Negan recibe a Maggie diciéndole “Michonne tiene la espada pero tú tienes el fuego”. Inmediatamente después, la provoca recordándole la muerte de Glenn. Le dice lo mucho que disfrutó matando a su marido. Está provoncándola y Maggie es consciente de ello. Por un momento parece que, por fin, Maggie obtendrá la venganza que desea. Pero antes, Maggie le pide que se muestre a la luz. Quiere verle antes de asestarle el golpe definitivo. Cuando por fin ve a Negan se encuentra con un hombre desquiciado, una sombra de lo que fue.

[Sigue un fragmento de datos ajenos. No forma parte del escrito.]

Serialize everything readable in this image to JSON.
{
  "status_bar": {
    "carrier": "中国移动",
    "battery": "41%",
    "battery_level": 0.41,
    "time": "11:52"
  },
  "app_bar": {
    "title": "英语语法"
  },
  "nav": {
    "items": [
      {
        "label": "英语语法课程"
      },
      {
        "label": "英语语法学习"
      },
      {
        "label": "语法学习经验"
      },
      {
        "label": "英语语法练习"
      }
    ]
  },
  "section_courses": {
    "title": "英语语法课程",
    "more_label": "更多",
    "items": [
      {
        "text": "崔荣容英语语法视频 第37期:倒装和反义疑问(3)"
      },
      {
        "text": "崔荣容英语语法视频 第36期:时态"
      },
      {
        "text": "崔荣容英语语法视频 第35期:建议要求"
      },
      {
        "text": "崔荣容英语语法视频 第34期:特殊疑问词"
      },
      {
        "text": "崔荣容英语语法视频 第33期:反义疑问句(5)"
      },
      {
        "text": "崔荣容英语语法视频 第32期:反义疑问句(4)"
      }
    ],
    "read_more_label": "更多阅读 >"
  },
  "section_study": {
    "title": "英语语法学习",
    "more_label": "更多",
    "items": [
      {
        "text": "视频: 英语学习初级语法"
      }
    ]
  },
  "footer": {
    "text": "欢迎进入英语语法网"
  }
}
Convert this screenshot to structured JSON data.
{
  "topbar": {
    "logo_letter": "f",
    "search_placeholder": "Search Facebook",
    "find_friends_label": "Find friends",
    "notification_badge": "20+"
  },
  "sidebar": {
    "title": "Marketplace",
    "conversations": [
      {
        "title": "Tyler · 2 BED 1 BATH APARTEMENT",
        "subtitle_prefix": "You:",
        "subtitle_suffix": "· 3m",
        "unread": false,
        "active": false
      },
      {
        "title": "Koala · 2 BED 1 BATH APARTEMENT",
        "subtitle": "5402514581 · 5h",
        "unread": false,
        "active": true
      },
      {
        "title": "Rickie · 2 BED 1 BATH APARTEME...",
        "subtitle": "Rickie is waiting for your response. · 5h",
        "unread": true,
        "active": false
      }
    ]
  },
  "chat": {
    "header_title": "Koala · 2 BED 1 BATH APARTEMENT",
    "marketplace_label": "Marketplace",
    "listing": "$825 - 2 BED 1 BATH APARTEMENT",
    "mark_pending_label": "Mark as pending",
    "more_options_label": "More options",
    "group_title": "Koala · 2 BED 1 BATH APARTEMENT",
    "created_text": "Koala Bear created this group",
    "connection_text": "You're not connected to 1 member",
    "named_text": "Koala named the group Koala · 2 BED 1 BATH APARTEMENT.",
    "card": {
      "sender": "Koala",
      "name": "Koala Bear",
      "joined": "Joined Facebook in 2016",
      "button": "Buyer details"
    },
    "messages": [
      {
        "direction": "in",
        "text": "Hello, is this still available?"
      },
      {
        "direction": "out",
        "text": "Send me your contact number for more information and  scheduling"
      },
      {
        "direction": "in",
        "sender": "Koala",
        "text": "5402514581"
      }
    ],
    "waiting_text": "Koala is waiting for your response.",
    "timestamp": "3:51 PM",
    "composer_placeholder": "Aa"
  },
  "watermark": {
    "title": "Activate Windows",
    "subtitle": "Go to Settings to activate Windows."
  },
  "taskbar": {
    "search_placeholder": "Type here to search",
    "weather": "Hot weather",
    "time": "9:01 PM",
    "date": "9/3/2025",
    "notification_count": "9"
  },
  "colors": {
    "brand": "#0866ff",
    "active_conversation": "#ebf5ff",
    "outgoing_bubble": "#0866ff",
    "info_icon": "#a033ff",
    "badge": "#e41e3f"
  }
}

Puede sentir que el castigo impuesto por Rick es peor para Negan que la propia muerte. Negan le suplica que le maté, de esa forma podrá volver a estar con su esposa, Lucille. Pero Maggie ha venido a acabar con Negan y éste no se encuentra en el hombre que tiene delante. Vuelve a encerrarle en su celda y se marcha. Al regresar junto a Michonne reciben la noticia de que ha pasado algo en el Campamento. Rápidamente cogen sus armas y se dirigen hacia allí.

Mientras tanto, Rick continúa su marcha a duras penas a lomos de su caballo. Vuelve a desmayarse y esta vez vuelve a la granja de Hershel. Juntos observan el atardecer. Rick se disculpa con él por la muerte de Beth y por todas las pérdidas que ha tenido que sufrir Maggie. Hershel por su parte le dice que está orgulloso de su nieto. Rick le confiesa que está cansado y vuelve a desmayarse. Esta vez le vemos de vuelta al hospital, abriendo la puerta que anuncia que la muerte está fuera. Rick la abre y sale a un mundo en el que solo hay cadáveres en el suelo. Allí se encuentra con Sasha que le dice que no tiene que buscar a su familia porque nunca la ha perdido. Le hace entender que las personas se intercambian unas por otras, cada una de ellas jugando su papel en la vida y dejando su propia huella en el resto. De ese modo, nunca es el final absoluto de nadie porque nunca mueren del todo. Su impronta en el resto permanece.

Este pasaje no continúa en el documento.